Friday 6 May 2016

Disco

Spring 1974.  Winter Gardens Llandudno.  Yours truly is slightly inebriated and hears the sweet sounds of Rock Your Baby by George McCrae being played by Orville J Heap.  That was one of my first encounters with Disco music and began an era that helped make the rest of the 1970s that little bit special.




Rock Your Baby was written and produced by Harry Wayne Casey and Richard Finch of KC and the Sunshine Band who released some of the greatest singles of the next few years including That's The Way (I Like It), (Shake, Shake, Shake) Shake Your Booty and Keep It Comin' Love.  However,  there would be many fabulous songs over the next half decade that were related to Disco.  From Donna Summer to David Bowie and from The Bee Gees to Chic, dance music ruled the charts. 

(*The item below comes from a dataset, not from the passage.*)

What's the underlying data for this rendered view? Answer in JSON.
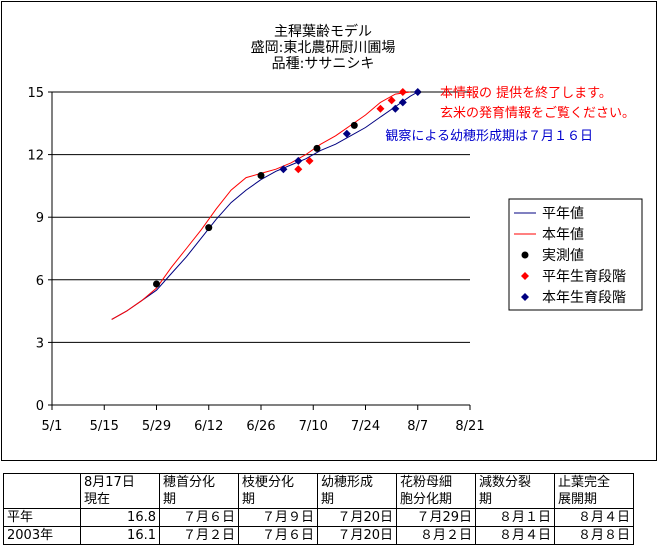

People tend to hark back to "golden ages" as they get older and each person has their own particular one(s).  The music of the 60s was a marvellous soundtrack to my childhood, but the 70s saw my teenage and early twenties years...the years that seem to stick the most.  What wonderful music accompanied this decade.  Many pundits drone on relentlessly about how the 1970s was a time of upheaval,  grimness and decline.   However,  what they miss is what a great time it was to be alive for so many people.  The freedoms won in the previous decade were added to and instead of wallowing in self pity, the people decided to enjoy themselves and dance.




1977 saw Saturday Night Fever hit the screens and turntables and The Bee Gees comeback was complete.  Georgio Moroder helped Donna Summer make the fantastic Once Upon A Time LP which married electronic music to more traditional sounds.  Similarly, David Bowie's groundbreaking Low album mixed a funktastic rhythm section with synthesisers to amazing effect.

Standout singles of the era included Boogie Oogie Oogie, I Love You, Wishing On A Star and Rappers Delight.  Best of all perhaps were Chic.  Bernard Edwards and Nile Rodgers fronted a band that encompassed funk, r & b, soul and violins.  Songs such as I Want Your Love, Le Freak and    Good Times sound as good today as almost forty years ago.  Of course, Disco has never really gone away and Daft Punk's Random Access Memories album from 2013 featured incredible songs such as Lose Yourself To Dance  and Give Life Back To Music harked back to Chic at their best (helped by Nile Rodgers on rhythm guitar).